Promises of Blustery

Promises of blustery weather today. High winds, cold. I guess winter has arrived. It is a beautiful morning with Maxfield Parrish skies, and branches reaching heavenward. Shady and I both have sniffles. I have a headache, and cannot vouch for my dog. So, that is where we are.

We have Bruce here--full of ideas, conversations and insights. He is a great guest and we always love having him. Mandy is due here in a week or so for a month's stay and possibly doing a bit of work for us which could be fabulous. So, its a full house this holiday which makes me pleased as I can cook the way I know how, for thousands, and know that it will be consumed. As much as I am really going to hear about it, we are having turkey again tonight with the lovely opportunity of stock, tomorrow.

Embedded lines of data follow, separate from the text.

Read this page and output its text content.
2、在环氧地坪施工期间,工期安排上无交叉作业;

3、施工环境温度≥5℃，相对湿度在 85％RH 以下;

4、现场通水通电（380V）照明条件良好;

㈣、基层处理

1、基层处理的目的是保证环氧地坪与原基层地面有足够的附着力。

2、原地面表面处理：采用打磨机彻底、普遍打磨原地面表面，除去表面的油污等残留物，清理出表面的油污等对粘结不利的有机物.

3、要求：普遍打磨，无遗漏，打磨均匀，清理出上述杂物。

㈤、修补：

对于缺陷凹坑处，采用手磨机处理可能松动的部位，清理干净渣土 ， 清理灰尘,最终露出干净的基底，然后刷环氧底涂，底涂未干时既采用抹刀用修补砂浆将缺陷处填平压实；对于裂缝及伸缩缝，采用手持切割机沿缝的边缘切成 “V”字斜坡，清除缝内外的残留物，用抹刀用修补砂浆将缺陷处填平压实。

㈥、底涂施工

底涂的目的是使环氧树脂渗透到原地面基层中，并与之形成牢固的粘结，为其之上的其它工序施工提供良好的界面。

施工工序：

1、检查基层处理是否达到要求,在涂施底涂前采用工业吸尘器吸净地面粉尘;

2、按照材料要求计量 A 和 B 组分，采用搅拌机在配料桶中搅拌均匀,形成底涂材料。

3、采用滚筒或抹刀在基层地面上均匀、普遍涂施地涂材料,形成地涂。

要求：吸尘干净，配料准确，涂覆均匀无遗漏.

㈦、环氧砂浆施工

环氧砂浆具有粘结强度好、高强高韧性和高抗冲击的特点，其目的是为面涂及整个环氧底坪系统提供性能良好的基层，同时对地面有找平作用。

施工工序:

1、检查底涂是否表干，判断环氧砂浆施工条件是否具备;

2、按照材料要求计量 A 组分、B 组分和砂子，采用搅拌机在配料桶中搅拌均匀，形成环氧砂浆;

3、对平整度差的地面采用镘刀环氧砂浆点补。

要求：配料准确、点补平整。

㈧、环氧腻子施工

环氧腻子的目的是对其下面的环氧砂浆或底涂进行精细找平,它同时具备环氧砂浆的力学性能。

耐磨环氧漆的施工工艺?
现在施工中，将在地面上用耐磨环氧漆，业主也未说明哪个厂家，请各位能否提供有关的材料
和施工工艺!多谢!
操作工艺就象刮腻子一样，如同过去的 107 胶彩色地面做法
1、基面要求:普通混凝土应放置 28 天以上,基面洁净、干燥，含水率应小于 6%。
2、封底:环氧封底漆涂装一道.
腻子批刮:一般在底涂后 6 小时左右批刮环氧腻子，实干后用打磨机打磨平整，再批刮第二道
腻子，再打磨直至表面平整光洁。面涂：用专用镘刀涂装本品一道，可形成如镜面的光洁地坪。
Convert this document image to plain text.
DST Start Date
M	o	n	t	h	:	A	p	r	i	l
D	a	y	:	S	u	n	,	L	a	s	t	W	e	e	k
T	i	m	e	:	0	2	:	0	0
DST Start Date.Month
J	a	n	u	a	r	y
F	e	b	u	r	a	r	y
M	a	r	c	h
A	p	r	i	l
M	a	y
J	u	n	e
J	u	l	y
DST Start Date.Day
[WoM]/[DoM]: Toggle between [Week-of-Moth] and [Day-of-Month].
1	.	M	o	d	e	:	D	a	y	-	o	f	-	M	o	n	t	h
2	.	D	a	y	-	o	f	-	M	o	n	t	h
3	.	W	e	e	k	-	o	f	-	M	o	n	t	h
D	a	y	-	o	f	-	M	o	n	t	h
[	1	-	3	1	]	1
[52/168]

I finished another pink wreath (much like the one posted yesterday) and refined the green and patterned one I first posted. I am stringing the beads for the next one, all white and yellow as the theme I am building the strands on--so by the end of the weekend, I should have a half dozen to give as presents. Should be nice. These are presents I hadn't counted on having, so I can give them freely as there is no plan around them. I cannot let this wreath making cut into my advent calendar picture making which, until now, it hasn't. Just need to stay disciplined on that. But, I am seriously thinking of the whole Etsy thing and may set up a business that I will have Kitty and Alex work as the fulfillment office for. There seems to be interest and momentum, and it could be a good lesson in "if you can't find a job that works for you, make a job up" thinking that I believe in. Plus, you can run a fulfillment business in front of the television which makes the work oh so much more entertaining.

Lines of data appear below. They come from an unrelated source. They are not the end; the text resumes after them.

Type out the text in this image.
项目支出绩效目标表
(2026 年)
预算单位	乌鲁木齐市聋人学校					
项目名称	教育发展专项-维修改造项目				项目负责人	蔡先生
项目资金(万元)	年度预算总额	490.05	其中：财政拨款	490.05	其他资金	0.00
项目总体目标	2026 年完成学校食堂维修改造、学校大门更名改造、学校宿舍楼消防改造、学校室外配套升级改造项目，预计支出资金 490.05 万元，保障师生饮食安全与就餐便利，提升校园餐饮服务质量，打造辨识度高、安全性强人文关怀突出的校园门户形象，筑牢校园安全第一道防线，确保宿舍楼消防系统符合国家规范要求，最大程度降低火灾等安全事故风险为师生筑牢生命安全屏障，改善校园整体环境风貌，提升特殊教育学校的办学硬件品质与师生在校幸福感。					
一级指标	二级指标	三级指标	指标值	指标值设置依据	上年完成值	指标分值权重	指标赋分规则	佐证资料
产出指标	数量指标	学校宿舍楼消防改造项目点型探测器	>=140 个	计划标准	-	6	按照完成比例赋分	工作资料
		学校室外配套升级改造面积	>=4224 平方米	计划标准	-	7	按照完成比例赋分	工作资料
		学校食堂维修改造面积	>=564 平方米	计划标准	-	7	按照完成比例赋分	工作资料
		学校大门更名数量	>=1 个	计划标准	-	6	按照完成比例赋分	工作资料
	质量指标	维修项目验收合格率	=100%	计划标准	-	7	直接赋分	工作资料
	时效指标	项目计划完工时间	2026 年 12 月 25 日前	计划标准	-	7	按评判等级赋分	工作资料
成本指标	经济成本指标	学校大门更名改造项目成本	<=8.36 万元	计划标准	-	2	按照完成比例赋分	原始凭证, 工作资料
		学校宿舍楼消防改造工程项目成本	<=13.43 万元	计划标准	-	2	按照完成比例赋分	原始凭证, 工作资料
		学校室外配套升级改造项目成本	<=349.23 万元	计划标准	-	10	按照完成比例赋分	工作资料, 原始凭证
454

I am reading Twitter tweets, blogs and Facebook notations that my Hartford friends are really feeling the pinch these days. The combination of papers, theme project and the looming thesis can be intense but doable if one sticks to a rigor of getting one thing done and moving to the next. I think this pressure is a good thing as it is training to continue to multitask post graduate and helps (along with the pure exercise of writing) you to define what is important. Specifically, what is important to you....and to use your time wisely so as to get to the meat of what makes you tick. My feeling in the graduate school scenario, the pain is what forces growth. But then again, isn't that how we push forward in life?

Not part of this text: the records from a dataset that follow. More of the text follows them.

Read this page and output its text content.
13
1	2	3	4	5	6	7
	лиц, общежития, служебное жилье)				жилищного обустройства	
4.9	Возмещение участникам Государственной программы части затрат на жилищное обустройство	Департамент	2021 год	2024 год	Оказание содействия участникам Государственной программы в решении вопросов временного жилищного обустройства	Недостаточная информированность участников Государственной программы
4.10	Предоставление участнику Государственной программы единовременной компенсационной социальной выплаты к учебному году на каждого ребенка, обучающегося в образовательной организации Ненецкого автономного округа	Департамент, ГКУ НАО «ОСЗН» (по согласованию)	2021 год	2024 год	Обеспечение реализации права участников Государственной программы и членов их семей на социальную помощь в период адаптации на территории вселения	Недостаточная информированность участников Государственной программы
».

I need a push to start reading Dante. It seems that Dante is one of those authors that people who go to prestigious schools read in their teenagedom. I have not cracked it open and will. I was totally inspired by a show we saw at Mass MOCA with an artist doing their extrodinary dioramas/ vignettes of people in everyday lives interpreeted from Dante quotes. There was such a lovely richness to the language and the ideas that I am taken with the bits I have read and want to continue with it. I just need to get the steam up from the less than smart books I am reading, to move to this classic. I dont know if there is a cuddliness that is needed in the late hours in Dante's work--so I will need to start it with the early morning coffee and gauge how I am going to attack it.

Onward to felt balls, ink pens, credit cards and the concept of "Smokin' Hot".